Este jueves 10 de septiembre, el director ejecutivo del Instituto Nacional de Aguas Potables y Alcantarillados, Wellington Arnaud, presentará ante la Organización de los Estados Americanos los “avances y experiencias” alcanzados por el país en agua potable y saneamiento costero.
La conferencia será en Washington. Bastante lejos, por supuesto, de los hogares matenses donde almacenar agua en tanques, cubetas y cisternas forma parte de una rutina heredada durante más de medio siglo.
La paradoja parece escrita para una comedia amarga: San José de las Matas está rodeado de ríos, pero lleva más de 50 años padeciendo sed.

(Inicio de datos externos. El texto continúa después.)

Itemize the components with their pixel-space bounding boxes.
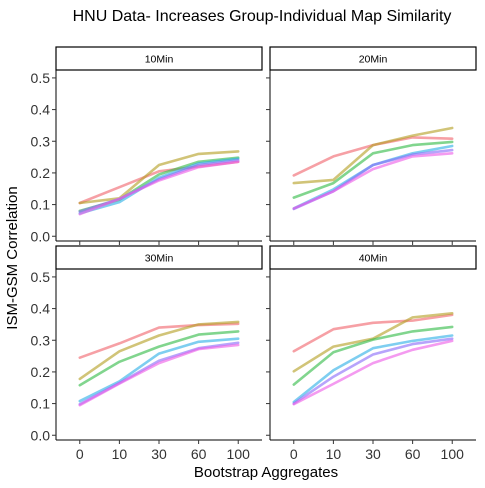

Agua existe. Lo que no ha existido es la capacidad institucional para conducirla de manera continua y segura hasta las viviendas.
El 29 de mayo de 2026, Arnaud encabezó el primer picazo para la ampliación y mejoramiento del sistema de agua potable de Sajoma. Aquel acto fue anunciado como el comienzo de una obra histórica y largamente esperada por el municipio.
Las palabras fueron esperanzadoras. Las fotografías quedaron muy bien. El primer picazo también.
Sin embargo, transcurridos más de tres meses, ciudadanos cuestionan que todavía no se perciba un inicio efectivo de los trabajos. Y es que un acto ceremonial puede marcar oficialmente el comienzo de una obra, pero difícilmente llena un vaso cuando las excavadoras, las tuberías y el personal técnico aún no aparecen sobre el terreno.
La participación de República Dominicana en la OEA tiene como lema “Agua limpia, comunidades fuertes, un hemisferio más resiliente”. Suena impecable. Pero en Sajoma una comunidad fuerte continúa siendo aquella que aprende a organizar cada galón disponible, mientras espera la llegada del servicio o busca alternativas para resolver por cuenta propia.
No se trata de desconocer los proyectos ejecutados por el Gobierno ni de negar cualquier avance institucional. Cada comunidad que recibe agua de manera digna representa una conquista verdadera. El problema surge cuando la promoción oficial corre a mayor velocidad que las obras anunciadas.
Antes de exhibir la experiencia dominicana como ejemplo hemisférico, Sajoma necesita contemplar esa eficiencia avanzando por sus calles y, finalmente, corriendo por sus tuberías.
La pregunta, por tanto, no requiere otra conferencia ni una nueva ceremonia:
¿Cuándo comenzarán realmente los trabajos del acueducto prometido?
Porque a un pueblo que lleva medio siglo esperando no se le calma la sed con discursos, picazos ni fotografías. Se le responde con agua.